A report by the U.K.'s Independent Inquiry Into Child Sexual Abuse found more than 130 allegations of child sexual abuse have been made against 78 individuals associated with the Archdiocese of Birmingham since the 1930s. The report found that the true scale of offending is likely to be far higher.
The report examines the church’s response to child sexual abuse by investigating the cases of four priests; James Robinson, Samuel Penney, John Tolkien and an anonymous priest ciphered as RC-F167.
It also considers whether the Nolan and Cumberlege reports, produced in 2001 and 2007 respectively, succeeded in bringing about major reforms.
During six days of public hearings in 2018, the inquiry heard how Robinson, a serial child abuser, was simply moved to another parish after complaints were first made in the 1980s. The police were not informed and there was no internal investigation.
In 1985, he fled to the U.S. after being confronted by a victim who recorded their conversation. However, he continued to receive financial support from the archdiocese for seven years.
In 2003, the BBC broadcast a documentary in which the program makers tracked down Robinson to a caravan park in California and confronted him. The then Archbishop of Birmingham, Vincent Nichols - now a cardinal and the highest-ranking Catholic in the U.K. - issued a press release complaining about the programme and accusing the BBC of anti-Catholic bias.
This report found Cardinal Nichols’ response was “misplaced and missed the point," by choosing to defend the reputation of the church rather than fully acknowledge the possibility of its shortcomings.
Similarly, when the archdiocese was alerted to allegations against Penney, the vicar general in charge of investigating them instead attempted to help him evade arrest and leave the U.K.
In such cases, the lack of action by the church meant that abusers were free to continue commiting acts of child sexual abuse, the report said.
Most reports to the police or the archdiocese were made from the late 1990s onward, with the majority of allegations relating to incidents that occurred in the 1960s and 1970s.

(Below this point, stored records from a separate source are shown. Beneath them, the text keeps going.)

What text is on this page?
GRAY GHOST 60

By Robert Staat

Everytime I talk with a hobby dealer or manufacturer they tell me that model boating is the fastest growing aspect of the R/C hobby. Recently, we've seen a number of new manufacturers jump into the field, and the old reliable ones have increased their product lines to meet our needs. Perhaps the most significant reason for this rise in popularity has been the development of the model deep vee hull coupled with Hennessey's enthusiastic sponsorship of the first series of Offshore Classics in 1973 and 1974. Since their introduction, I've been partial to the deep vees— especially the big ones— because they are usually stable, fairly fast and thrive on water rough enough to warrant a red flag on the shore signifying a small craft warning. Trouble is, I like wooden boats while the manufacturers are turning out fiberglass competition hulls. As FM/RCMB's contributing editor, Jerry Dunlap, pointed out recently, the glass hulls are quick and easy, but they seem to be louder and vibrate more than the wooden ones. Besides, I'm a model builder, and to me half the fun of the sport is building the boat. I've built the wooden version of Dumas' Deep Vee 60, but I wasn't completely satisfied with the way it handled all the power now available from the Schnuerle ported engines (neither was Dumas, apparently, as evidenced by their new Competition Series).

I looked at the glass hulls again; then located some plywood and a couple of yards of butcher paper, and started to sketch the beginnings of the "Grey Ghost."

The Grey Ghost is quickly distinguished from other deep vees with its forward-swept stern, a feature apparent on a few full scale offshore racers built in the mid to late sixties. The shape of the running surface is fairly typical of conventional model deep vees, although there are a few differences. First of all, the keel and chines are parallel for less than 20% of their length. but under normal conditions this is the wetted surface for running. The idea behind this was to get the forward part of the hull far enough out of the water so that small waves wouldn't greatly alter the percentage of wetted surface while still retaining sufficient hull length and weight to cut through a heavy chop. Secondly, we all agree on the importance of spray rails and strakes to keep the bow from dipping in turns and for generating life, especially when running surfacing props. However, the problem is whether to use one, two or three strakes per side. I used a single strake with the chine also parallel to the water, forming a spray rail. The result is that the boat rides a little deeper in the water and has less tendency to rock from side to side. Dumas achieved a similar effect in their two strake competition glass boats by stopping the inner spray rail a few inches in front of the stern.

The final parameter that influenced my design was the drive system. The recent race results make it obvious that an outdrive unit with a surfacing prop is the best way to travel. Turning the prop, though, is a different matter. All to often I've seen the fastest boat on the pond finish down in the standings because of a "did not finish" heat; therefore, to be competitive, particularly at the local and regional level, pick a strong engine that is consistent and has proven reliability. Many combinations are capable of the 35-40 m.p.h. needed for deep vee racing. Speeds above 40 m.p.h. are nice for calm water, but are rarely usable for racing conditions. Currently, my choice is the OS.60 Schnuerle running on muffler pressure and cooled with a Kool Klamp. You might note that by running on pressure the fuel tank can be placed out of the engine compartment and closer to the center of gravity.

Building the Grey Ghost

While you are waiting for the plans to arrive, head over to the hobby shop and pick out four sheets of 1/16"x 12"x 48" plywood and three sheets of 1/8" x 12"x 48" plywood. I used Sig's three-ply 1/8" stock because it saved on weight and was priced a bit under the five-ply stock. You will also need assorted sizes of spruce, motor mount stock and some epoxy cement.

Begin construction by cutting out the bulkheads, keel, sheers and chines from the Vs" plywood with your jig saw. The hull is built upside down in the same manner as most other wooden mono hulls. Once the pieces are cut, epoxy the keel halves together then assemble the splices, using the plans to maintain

The ICSA said its report "cannot convey the devastating impact that child sexual abuse can have on the victims and complainants."
One victim, who was sexually abused at Croome Court (a children’s home run by the archdiocese), testified that he was “robbed of that childhood." Another, also sexually abused at Croome Court, said that the abuse made him angry, aggressive and unable to trust people. To this day it gives him “such bad nightmares that I cannot sleep through the night." Another victim of sexual abuse at Croome Court self-harmed from childhood into adulthood and is now diagnosed with post traumatic stress disorder, requiring lifelong treatment and care.
A "culture of secrecy" prevailed in the archdiocese prior to child protection reforms undertaken by the church in 2001.
"The breach of trust – by a priest, trusted by children and their families – was at the core of many of the accounts we heard and read," the ICSA report said. "There was little if any acknowledgement of the harm that this abuse caused, which still affects victims and complainants today."
Professor Alexis Jay, chair of the inquiry, said:
“I am truly shocked by the scale of child sexual abuse within the Archdiocese of Birmingham. The number of perpetrators and abused children is likely to be far higher than the figures suggest.
“Victims and survivors’ allegations were mostly ignored for years, while perpetrators avoided prosecution. It is clear that the church could have stopped children being abused if it had not been so determined to protect its own reputation," she said. "We hope this report will help ensure that never happens again.”
The Birmingham archdiocese responded in a statement: "We accept that we have failed victims and survivors of abuse and again apologize for the grievous failings we have made in the past. Apologies are just words though, if not backed up by action."